$\angle C = ?$

By Thales theorem angle ADB is 90°. And because D is midpoint of line segment AC we can say that triangle ACB is isosceles. Now because angle ACH is congruent to angle CAB and triangle ACB is isosceles we can say that angles CAB and BCA are congruent too, thus line CA is angle bisector of angle BCH. Let E be the foot of perpendicular from B to line CH and let $r$ be the radius of the circle. We now know that $|BE|=r$ and $|CB|=|BA|=2r$ , from this we can easily calculate that the angle BCE is 30° and thus $|ACH|=\frac{1}{2}|BCH|=15°$ .

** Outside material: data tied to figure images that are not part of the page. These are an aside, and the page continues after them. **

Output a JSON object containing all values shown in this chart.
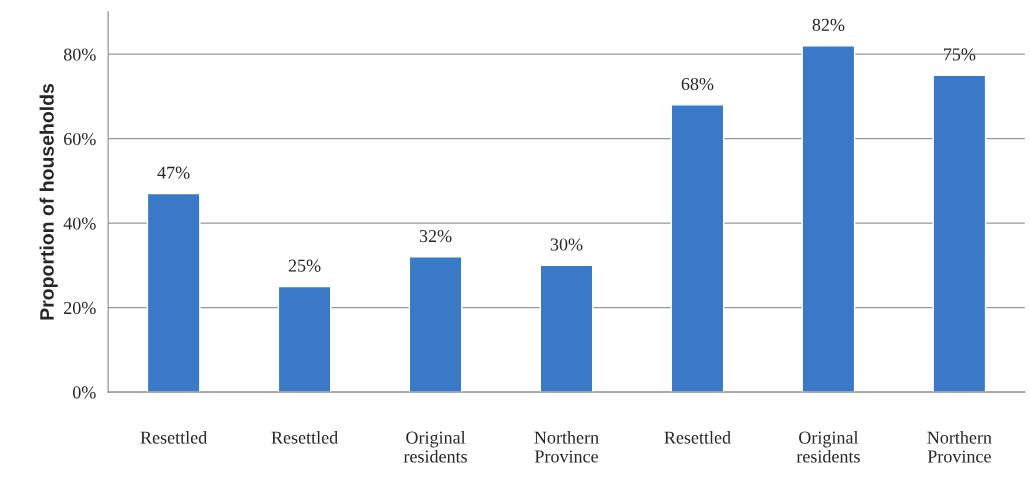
{
  "chart_data": {
    "type": "bar",
    "ylabel": "Proportion of households",
    "categories": [
      "Resettled",
      "Resettled",
      "Original\nresidents",
      "Northern\nProvince",
      "Resettled",
      "Original\nresidents",
      "Northern\nProvince"
    ],
    "values": [
      47,
      25,
      32,
      30,
      68,
      82,
      75
    ],
    "value_labels": [
      "47%",
      "25%",
      "32%",
      "30%",
      "68%",
      "82%",
      "75%"
    ],
    "color": "#3a78c8",
    "ylim": [
      0,
      90
    ],
    "yticks": [
      {
        "value": 0,
        "label": "0%"
      },
      {
        "value": 20,
        "label": "20%"
      },
      {
        "value": 40,
        "label": "40%"
      },
      {
        "value": 60,
        "label": "60%"
      },
      {
        "value": 80,
        "label": "80%"
      }
    ],
    "grid": "y"
  }
}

Let the radius of circle $O$ be $1$ and $AD=CD=a$ . Then the height of $\triangle ACG$ , $AG=1$ . By tangent-secant theorem , we have $CH^2 = CA \cdot CD = 2a^2 \implies CH=\sqrt 2a$ . By Pythagorean theorem ,

$\begin{aligned} AG^2 + CG^2 & = AC^2 \\ 1^2 + (1+\sqrt 2a)^2 & = (2a)^2 \\ 1 + 1 +2\sqrt 2 a + 2a^2 & = 4a^2 \\ a^2 - \sqrt 2a - 1 & = 0 \\ \implies a & = \frac {\sqrt 2 + \sqrt 6}2 & \small \blue{\text{Since }a > 0} \\ \sin \angle ACH & = \frac {AG}{AC} = \frac 1{\sqrt 2 + \sqrt 6} \\ \implies \angle ACH & = \boxed{15}^\circ \end{aligned}$

Let the radius of the circle be $r$ and magnitude of $\angle {ACH}$ be $α$ . Then, since $\angle {BDA}$ , being a semicircular angle, is $90\degree$ , $|\overline {AD}|=2r\cos α\implies |\overline {AC}|=4r\cos α$ . Applying sine rule to the $\triangle {ACH}$ we get $\dfrac{4r\cos α}{\sin 135\degree}=\dfrac{r\sqrt 2}{\sin α}\implies \sin 2α=\dfrac{1}{2}\implies 2α=30\degree\implies α=\boxed {15\degree}$ .